Once everything became sorted, he had one more task to do before settling in as league president - selecting the home for the league office. So he decided the best, most central location for said office would be Colorado Springs.
"It was a heaven sent transition", he proudly stated. "It has been so wonderfully, wonderfully rewarding."
As our conversation continued, we spoke about a myriad of topics. One point of interest that arose was surrounding race, ethnicity and baseball.
"It doesn't take a person with 20/20 eyesight to understand that some of the pressures that influence the situation include the fact that...in inner cities, you could go and find dozens and dozens of different parks and areas where you could have a game of baseball. And what has happened in our urban areas is they have been squeezed and evaporated. They've [opportunities to play] been eliminated all together in so many instances.

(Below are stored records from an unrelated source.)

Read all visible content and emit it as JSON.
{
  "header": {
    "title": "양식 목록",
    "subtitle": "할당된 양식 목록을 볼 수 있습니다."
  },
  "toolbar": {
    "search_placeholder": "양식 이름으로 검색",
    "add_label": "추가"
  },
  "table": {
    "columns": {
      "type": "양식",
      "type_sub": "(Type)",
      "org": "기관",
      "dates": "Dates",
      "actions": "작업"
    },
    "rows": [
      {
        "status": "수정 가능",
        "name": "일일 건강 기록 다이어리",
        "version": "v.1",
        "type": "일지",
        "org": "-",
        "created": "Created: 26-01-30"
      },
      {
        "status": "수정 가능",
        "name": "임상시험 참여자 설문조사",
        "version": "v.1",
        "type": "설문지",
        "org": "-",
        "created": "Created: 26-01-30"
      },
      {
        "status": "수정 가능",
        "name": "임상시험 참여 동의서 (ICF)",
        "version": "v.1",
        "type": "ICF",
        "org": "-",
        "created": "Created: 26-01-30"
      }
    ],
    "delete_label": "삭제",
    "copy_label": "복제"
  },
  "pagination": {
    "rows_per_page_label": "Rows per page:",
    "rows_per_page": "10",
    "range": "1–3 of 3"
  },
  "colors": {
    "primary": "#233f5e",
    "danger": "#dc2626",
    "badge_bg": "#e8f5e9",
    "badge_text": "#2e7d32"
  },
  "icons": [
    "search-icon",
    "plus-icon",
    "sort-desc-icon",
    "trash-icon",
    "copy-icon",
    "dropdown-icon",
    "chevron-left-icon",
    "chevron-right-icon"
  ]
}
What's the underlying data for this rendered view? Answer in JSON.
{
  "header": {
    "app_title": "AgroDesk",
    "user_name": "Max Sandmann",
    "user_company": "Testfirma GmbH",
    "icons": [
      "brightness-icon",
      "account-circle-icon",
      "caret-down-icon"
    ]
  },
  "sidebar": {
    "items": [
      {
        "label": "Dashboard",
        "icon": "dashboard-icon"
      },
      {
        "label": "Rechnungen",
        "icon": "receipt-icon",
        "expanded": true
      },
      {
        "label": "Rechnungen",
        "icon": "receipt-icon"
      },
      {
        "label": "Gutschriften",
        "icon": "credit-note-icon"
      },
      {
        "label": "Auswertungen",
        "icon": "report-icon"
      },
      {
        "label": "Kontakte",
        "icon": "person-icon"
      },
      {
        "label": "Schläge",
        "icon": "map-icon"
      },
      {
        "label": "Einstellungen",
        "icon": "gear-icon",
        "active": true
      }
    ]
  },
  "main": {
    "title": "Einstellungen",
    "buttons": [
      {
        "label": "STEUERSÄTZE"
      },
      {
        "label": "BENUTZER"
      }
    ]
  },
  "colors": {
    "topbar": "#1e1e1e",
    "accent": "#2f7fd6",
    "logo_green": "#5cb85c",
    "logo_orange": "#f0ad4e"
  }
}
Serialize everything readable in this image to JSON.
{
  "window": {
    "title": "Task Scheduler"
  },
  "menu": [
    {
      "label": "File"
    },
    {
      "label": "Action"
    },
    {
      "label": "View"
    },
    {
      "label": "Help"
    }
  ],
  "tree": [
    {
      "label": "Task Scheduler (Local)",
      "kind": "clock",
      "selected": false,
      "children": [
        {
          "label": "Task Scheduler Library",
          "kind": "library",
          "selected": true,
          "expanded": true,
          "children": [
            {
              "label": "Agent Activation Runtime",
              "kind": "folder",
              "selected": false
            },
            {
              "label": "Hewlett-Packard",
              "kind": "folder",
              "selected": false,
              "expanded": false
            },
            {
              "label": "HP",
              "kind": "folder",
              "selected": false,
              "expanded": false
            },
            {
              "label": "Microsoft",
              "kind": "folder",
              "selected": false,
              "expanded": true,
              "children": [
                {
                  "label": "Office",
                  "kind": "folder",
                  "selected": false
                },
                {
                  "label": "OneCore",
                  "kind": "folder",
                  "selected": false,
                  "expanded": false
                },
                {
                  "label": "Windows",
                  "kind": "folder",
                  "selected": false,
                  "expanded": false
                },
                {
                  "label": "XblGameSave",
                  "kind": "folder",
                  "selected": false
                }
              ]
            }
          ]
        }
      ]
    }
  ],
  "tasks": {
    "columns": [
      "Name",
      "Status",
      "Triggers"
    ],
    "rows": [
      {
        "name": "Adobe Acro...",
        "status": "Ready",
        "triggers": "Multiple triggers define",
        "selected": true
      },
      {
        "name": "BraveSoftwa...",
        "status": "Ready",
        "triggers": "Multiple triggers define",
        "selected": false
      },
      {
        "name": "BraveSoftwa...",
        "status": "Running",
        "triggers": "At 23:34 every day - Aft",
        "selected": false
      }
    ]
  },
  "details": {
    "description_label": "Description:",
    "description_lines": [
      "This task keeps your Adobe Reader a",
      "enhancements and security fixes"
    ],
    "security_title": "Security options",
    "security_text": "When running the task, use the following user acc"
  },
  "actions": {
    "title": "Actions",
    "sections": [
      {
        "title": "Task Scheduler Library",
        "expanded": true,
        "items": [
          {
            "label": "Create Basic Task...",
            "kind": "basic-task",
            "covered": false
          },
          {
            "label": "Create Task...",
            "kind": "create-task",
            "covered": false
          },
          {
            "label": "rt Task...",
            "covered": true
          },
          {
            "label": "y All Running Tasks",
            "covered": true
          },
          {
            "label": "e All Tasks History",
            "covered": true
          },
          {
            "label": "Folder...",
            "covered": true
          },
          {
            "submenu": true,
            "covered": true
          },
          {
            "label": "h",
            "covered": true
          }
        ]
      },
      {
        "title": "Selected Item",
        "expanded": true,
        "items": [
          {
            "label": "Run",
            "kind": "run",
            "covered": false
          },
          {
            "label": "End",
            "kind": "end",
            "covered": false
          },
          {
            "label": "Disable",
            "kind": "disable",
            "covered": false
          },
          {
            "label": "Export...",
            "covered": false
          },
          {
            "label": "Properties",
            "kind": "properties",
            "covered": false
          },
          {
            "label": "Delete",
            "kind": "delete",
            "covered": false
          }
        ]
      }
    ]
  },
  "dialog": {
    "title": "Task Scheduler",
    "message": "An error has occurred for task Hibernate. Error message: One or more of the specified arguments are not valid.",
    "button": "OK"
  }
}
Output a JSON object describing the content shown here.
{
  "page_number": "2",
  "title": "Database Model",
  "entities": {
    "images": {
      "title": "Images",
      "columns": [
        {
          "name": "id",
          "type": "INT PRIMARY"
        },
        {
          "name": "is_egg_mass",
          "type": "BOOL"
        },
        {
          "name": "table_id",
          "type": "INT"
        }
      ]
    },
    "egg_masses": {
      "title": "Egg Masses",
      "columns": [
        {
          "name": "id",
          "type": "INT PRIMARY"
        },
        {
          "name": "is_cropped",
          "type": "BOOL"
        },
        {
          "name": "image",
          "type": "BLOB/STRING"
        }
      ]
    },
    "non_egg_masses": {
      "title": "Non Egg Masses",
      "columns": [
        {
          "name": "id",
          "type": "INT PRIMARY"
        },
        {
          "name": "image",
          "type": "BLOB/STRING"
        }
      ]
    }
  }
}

So obviously for the African-Americans that live in metropolitan areas...they haven't necessarily left the game. One could argue, the game has left them."
Finally, we discussed his legacy.
"I'd like to think I'm still working on that" he said, responding to my question about his legacy. "I'm not quite at that point where I'm willing to see myself in the rear view mirror. I far more enjoy the proactive lifestyle of focusing on the sun coming up tomorrow and the unexpected again popping up. The horizon holding just so many things we need to start spotting now so we can aim ourselves in the right directions and prepare ourselves. There's no question that I estimated, when in my early teen years - I felt the expectations that came along with having a baseball legacy were a little bit unfair, especially for someone who was shy publicly like I was. The word legacy was not a happy word to me, but there's no question of what I feel that in my subsequent years as I started seeing so many ways in which my family had set the right examples for me and that baseball was such a wonderful vehicle for helping to address some of our issues. The influence of this game can be so positive when it is done in the right way."
And as we did so discuss, I realized something that we all might forget: baseball isn't everything. Yes, the sport in itself is incredibly captivating, but there is life outside of it. We spoke about his family, his wife, two daughters and five grandchildren. We spoke about his regrets, his successes and so much more.
"I take the word legacy and my legacy in a much different context and I realized it's a fabulous thing when you can leave a legacy that is exemplary," he waxed poetically, "but for me..that's premature. I'm not about legacies, I'm still hopefully targeted and very much excited about what this is all about going forward."
Branch B. Rickey isn't just mailing it in or letting time pass by as the years go on, he's still focused on the matters at hand. He's still working on what he wants to be remembered for, each and every day. Rickey isn't just building a legacy, he's living a legacy.